Noelle stopped what she was doing. "Then don't ever sleep with another woman," she said softly. "Next time, I'll kill her."
Larry remembered her words: You belong to me. And they suddenly took on a new and ominous meaning. For the first time he had the premonition that this was not some fly-by-night affair that he could get out of anytime he felt like it. He sensed the cold, deadly, untouchable center that was in Noelle Page, and he was chilled and a little frightened by it. Half a dozen times during the night he started to bring up the subject of Helena, and each time he stopped because he was afraid to know, afraid to have it put into words, as though the words had more power than the deed itself. If Noelle were capable of that...
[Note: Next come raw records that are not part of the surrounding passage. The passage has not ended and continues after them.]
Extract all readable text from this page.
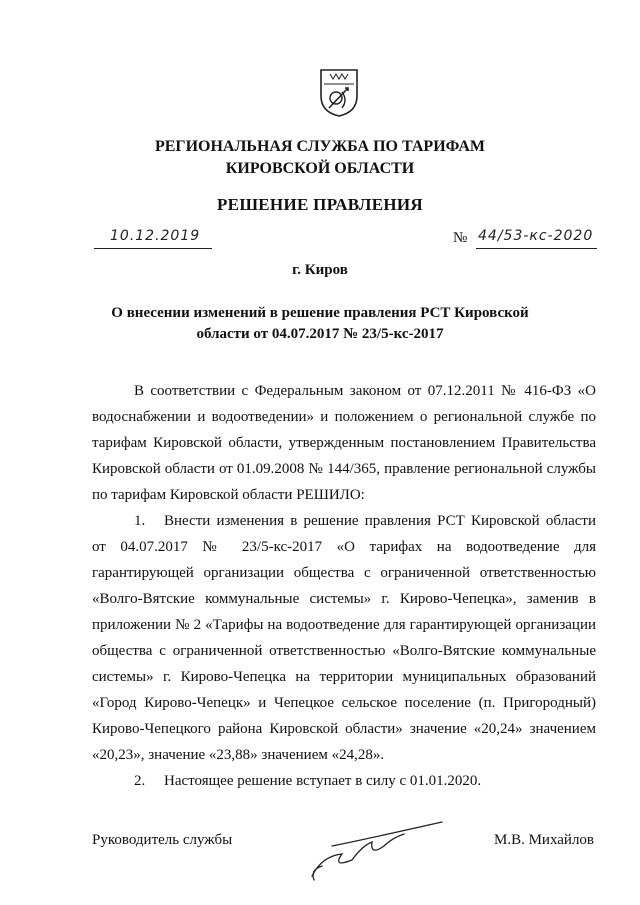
РЕГИОНАЛЬНАЯ СЛУЖБА ПО ТАРИФАМ
КИРОВСКОЙ ОБЛАСТИ
РЕШЕНИЕ ПРАВЛЕНИЯ
10.12.2019	№ 44/53-кс-2020
г. Киров
О внесении изменений в решение правления РСТ Кировской области от 04.07.2017 № 23/5-кс-2017

В соответствии с Федеральным законом от 07.12.2011 № 416-ФЗ «О водоснабжении и водоотведении» и положением о региональной службе по тарифам Кировской области, утвержденным постановлением Правительства Кировской области от 01.09.2008 № 144/365, правление региональной службы по тарифам Кировской области РЕШИЛО:

1. Внести изменения в решение правления РСТ Кировской области от 04.07.2017 № 23/5-кс-2017 «О тарифах на водоотведение для гарантирующей организации общества с ограниченной ответственностью «Волго-Вятские коммунальные системы» г. Кирово-Чепецка», заменив в приложении № 2 «Тарифы на водоотведение для гарантирующей организации общества с ограниченной ответственностью «Волго-Вятские коммунальные системы» г. Кирово-Чепецка на территории муниципальных образований «Город Кирово-Чепецк» и Чепецкое сельское поселение (п. Пригородный) Кирово-Чепецкого района Кировской области» значение «20,24» значением «20,23», значение «23,88» значением «24,28».

2. Настоящее решение вступает в силу с 01.01.2020.

Руководитель службы	М.В. Михайлов
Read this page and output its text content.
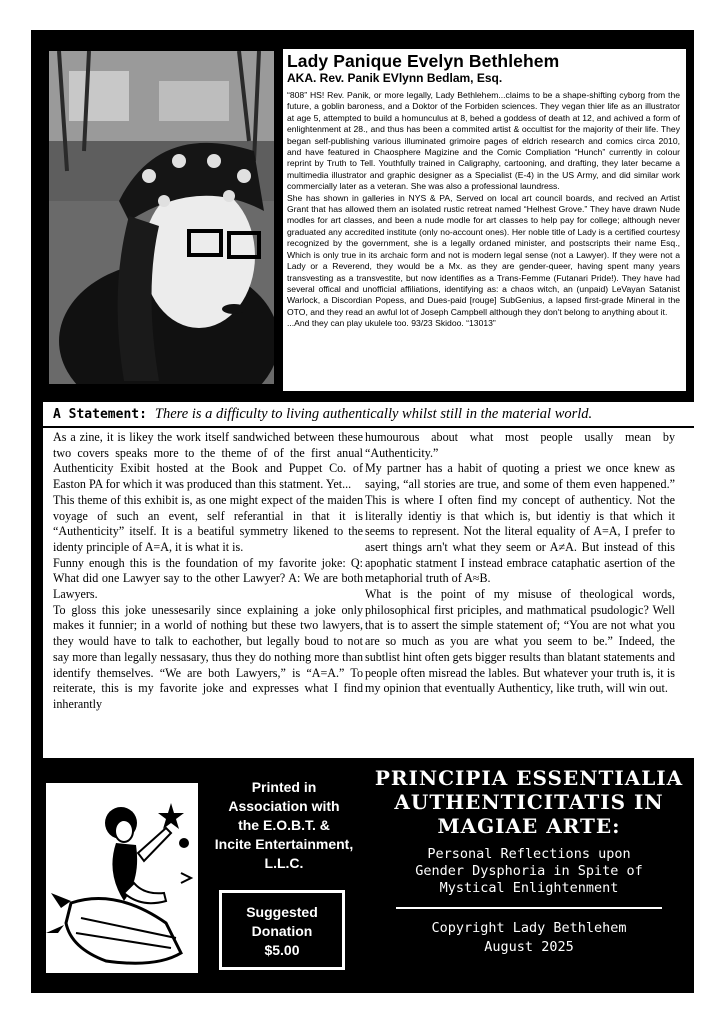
Lady Panique Evelyn Bethlehem
AKA. Rev. Panik EVlynn Bedlam, Esq.

“808” HS! Rev. Panik, or more legally, Lady Bethlehem...claims to be a shape-shifting cyborg from the future, a goblin baroness, and a Doktor of the Forbiden sciences. They vegan thier life as an illustrator at age 5, attempted to build a homunculus at 8, behed a goddess of death at 12, and achived a form of enlightenment at 28., and thus has been a commited artist & occultist for the majority of their life. They began self-publishing various illuminated grimoire pages of eldrich research and comics circa 2010, and have featured in Chaosphere Magizine and the Comic Compliation “Hunch” currently in colour reprint by Truth to Tell. Youthfully trained in Caligraphy, cartooning, and drafting, they later became a multimedia illustrator and graphic designer as a Specialist (E-4) in the US Army, and did similar work commercially later as a veteran. She was also a professional laundress.

She has shown in galleries in NYS & PA, Served on local art council boards, and recived an Artist Grant that has allowed them an isolated rustic retreat named “Helhest Grove.” They have drawn Nude modles for art classes, and been a nude modle for art classes to help pay for college; although never graduated any accredited institute (only no-account ones). Her noble title of Lady is a certified courtesy recognized by the government, she is a legally ordaned minister, and postscripts their name Esq., Which is only true in its archaic form and not is modern legal sense (not a Lawyer). If they were not a Lady or a Reverend, they would be a Mx. as they are gender-queer, having spent many years transvesting as a transvestite, but now identifies as a Trans-Femme (Futanari Pride!). They have had several offical and unofficial affiliations, identifying as: a chaos witch, an (unpaid) LeVayan Satanist Warlock, a Discordian Popess, and Dues-paid [rouge] SubGenius, a lapsed first-grade Mineral in the OTO, and they read an awful lot of Joseph Campbell although they don't belong to anything about it.

...And they can play ukulele too. 93/23 Skidoo. “13013”

A Statement: There is a difficulty to living authentically whilst still in the material world.

As a zine, it is likey the work itself sandwiched between these two covers speaks more to the theme of of the first anual Authenticity Exibit hosted at the Book and Puppet Co. of Easton PA for which it was produced than this statment. Yet...

This theme of this exhibit is, as one might expect of the maiden voyage of such an event, self referantial in that it is “Authenticity” itself. It is a beatiful symmetry likened to the identy principle of A=A, it is what it is.

Funny enough this is the foundation of my favorite joke: Q: What did one Lawyer say to the other Lawyer? A: We are both Lawyers.

To gloss this joke unessesarily since explaining a joke only makes it funnier; in a world of nothing but these two lawyers, they would have to talk to eachother, but legally boud to not say more than legally nessasary, thus they do nothing more than identify themselves. “We are both Lawyers,” is “A=A.” To reiterate, this is my favorite joke and expresses what I find inherantly

humourous about what most people usally mean by “Authenticity.”

My partner has a habit of quoting a priest we once knew as saying, “all stories are true, and some of them even happened.” This is where I often find my concept of authenticy. Not the literally identiy is that which is, but identiy is that which it seems to represent. Not the literal equality of A=A, I prefer to asert things arn't what they seem or A≠A. But instead of this apophatic statment I instead embrace cataphatic asertion of the metaphorial truth of A≈B.

What is the point of my misuse of theological words, philosophical first priciples, and mathmatical psudologic? Well that is to assert the simple statement of; “You are not what you are so much as you are what you seem to be.” Indeed, the subtlist hint often gets bigger results than blatant statements and people often misread the lables. But whatever your truth is, it is my opinion that eventually Authenticy, like truth, will win out.

Printed in
Association with
the E.O.B.T. &
Incite Entertainment,
L.L.C.
Suggested
Donation
$5.00
PRINCIPIA ESSENTIALIA
AUTHENTICITATIS IN
MAGIAE ARTE:
Personal Reflections upon
Gender Dysphoria in Spite of
Mystical Enlightenment
Copyright Lady Bethlehem
August 2025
At breakfast the next morning Larry studied Noelle when she was unaware of it, looking for signs of cruelty, of sadism, but all he saw was a loving, beautiful woman, telling him amusing anecdotes, anticipating and catering to his every want. I have to be wrong about her, he thought. But after that he was careful not to date any other girls, and in a few short weeks he had lost all desire to do so because Noelle had become a complete obsession with him.
From the beginning Noelle warned Larry that it was essential that they keep their affair from Constantin Demiris.
"There must never be the slightest whisper of suspicion about us," Noelle cautioned.
"Why don't I rent an apartment?" Larry suggested. "A place where we..."
Noelle shook her head. "Not in Athens. Someone would recognize me. Let me think about it."